Despite initial challenges, EHRs are being associated with reduced hospital mortality rates

By Liz Meszaros, MDLinx
Published July 18, 2018

Key Takeaways

Matured-system electronic health records (EHRs) are leading to decreased mortality rates in hospitals. Although all hospitals may not see equal benefits, smaller and nonteaching hospitals stand to benefit the most according to a recent study published in Health Affairs.

Further, these researchers found that hospital characteristics, including size and teaching status, may play an important role in the effects of EHR adoption on mortality rates.

Critics of EHRs deny that EHRs improve clinical care. These results, however, fly in the face of that. Researchers from the University of California, San Francisco, CA—who conducted the study—stressed that these findings highlight the importance of allowing hospitals and staffs to work with the technology and adopt new capabilities.

“In other industries, widespread digitization took a decade to realize improvements,” said senior author Julia Adler-Milstein, PhD, associate professor, Department of Medicine, Philip R. Lee Institute for Health Policy Studies. “It’s a major transformation of the health-care system to go from paper to digital. We are seeing those rewards, but it has taken time and work.”

Dr. Adler-Milstein and colleagues included data from 3,249 hospitals throughout the country and assessed 30-day mortality rates for 15 common conditions in patients aged ≥ 65 years. Data collection began in 2008, when national data were first collected about EHR adoption.

To hone in effectively on the impact of EHR adoption, they assessed three specific phases: baseline EHR functions, maturation of baseline functions, and adoptions of new EHR functions.

“Hospitals implement functionality over time, because it’s really hard to go from fully paper to fully electronic overnight,” said Dr. Adler-Milstein. “We measured EHR adoption in a way that was truer to the way adoption likely occurred. As hospitals added functionalities over time, there was benefit from each of those new features.”

Mean baseline number of basic EHR functions was 5.7, and the mean number of new functions each hospital adopted per year was 0.6. The average baseline risk-adjusted 30-day mortality rate was 13.46 deaths per 100 admissions.

The data showed that baseline adoption was associated with a 0.11 percentage point higher mortality rate per function, but the maturation of these baseline functions was associated with a 0.09 percentage point lower mortality rate per function per year. Finally, they found that the adoption of new EHR functions was associated with a 0.21 percentage point reduction in mortality rate per year per function.
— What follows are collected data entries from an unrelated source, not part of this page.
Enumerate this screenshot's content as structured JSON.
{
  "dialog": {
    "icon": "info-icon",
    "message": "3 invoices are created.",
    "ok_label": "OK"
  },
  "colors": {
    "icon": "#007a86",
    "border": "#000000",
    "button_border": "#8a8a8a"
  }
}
These relationships were driven mainly by the effects in small and nonteaching hospitals, according to Dr. Adler-Milstein et al.
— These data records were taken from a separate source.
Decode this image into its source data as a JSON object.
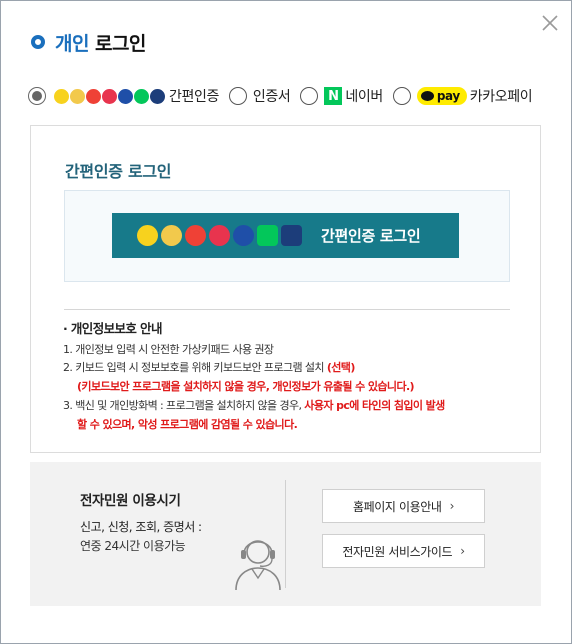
{
  "dialog": {
    "title_accent": "개인",
    "title_rest": "로그인",
    "close_icon": "close-icon"
  },
  "methods": {
    "options": [
      {
        "label": "간편인증",
        "selected": true
      },
      {
        "label": "인증서",
        "selected": false
      },
      {
        "label": "네이버",
        "selected": false,
        "badge": "N"
      },
      {
        "label": "카카오페이",
        "selected": false,
        "badge": "pay"
      }
    ]
  },
  "panel": {
    "title": "간편인증 로그인",
    "button_label": "간편인증 로그인",
    "provider_logos": [
      "kakao",
      "toss",
      "payco",
      "pass",
      "samsung-pass",
      "naver",
      "shinhan"
    ]
  },
  "notice": {
    "heading": "· 개인정보보호 안내",
    "line1": "1. 개인정보 입력 시 안전한 가상키패드 사용 권장",
    "line2": "2. 키보드 입력 시 정보보호를 위해 키보드보안 프로그램 설치",
    "line2_red": "(선택)",
    "line3_red": "(키보드보안 프로그램을 설치하지 않을 경우, 개인정보가 유출될 수 있습니다.)",
    "line4": "3. 백신 및 개인방화벽 : 프로그램을 설치하지 않을 경우,",
    "line4_red": "사용자 pc에 타인의 침입이 발생",
    "line5_red": "할 수 있으며, 악성 프로그램에 감염될 수 있습니다."
  },
  "service": {
    "title": "전자민원 이용시기",
    "subtitle": "신고, 신청, 조회, 증명서 :",
    "value": "연중 24시간 이용가능",
    "btn_guide": "홈페이지 이용안내",
    "btn_service": "전자민원 서비스가이드"
  },
  "colors": {
    "accent_blue": "#1a6fbd",
    "teal_button": "#177a8a",
    "warning_red": "#e01b1b",
    "naver_green": "#03c75a",
    "kakao_yellow": "#ffeb00"
  }
}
“The fact that small and nonteaching hospitals realized the majority of improvement in mortality rates from EHR adoption is an interesting and important finding,” wrote the authors.

Dr. Adler-Milstein and colleagues hypothesized that smaller and nonteaching hospitals got the most benefit because they, by nature, have fewer efforts to improve hospital quality than larger, teaching hospitals.

When analyzing the difference-in-differences in predicted annual changes in 30-day mortality, they found that average adopters performed significantly better than nonadopters, with 0.67 fewer deaths per 100 admissions. Upon analyzing predicted changes in mortality rates according to hospital characteristics, they found that average adopters performed significantly better than nonadopters if they were urban/suburban or rural, small or medium, nonteaching, and safety-net or nonsafety-net hospitals. For large hospitals and major/minor teaching hospitals, mortality rate differences for average adopters compared with nonadopters were not significant.

“Given our findings that small and nonteaching hospitals have worse mortality rates with a greater number of baseline EHR functions but then realize improvement from maturation and adoption of new functions, another explanation may be that these hospitals had limited resources and experience to support a high-quality initial EHR implementation. Therefore, they may have done a worse job with implementation of baseline functions but learned how to improve new implementation efforts over time,” they wrote.

“There’s been a lot of frustration with EHRs,” concluded Dr. Adler-Milstein. “Our study shows they are improving care. It just may not be as much as providers or policymakers wanted—or come as quickly, or as easily, as they would have liked.”

This study was funded by the John A. Hartford Foundation.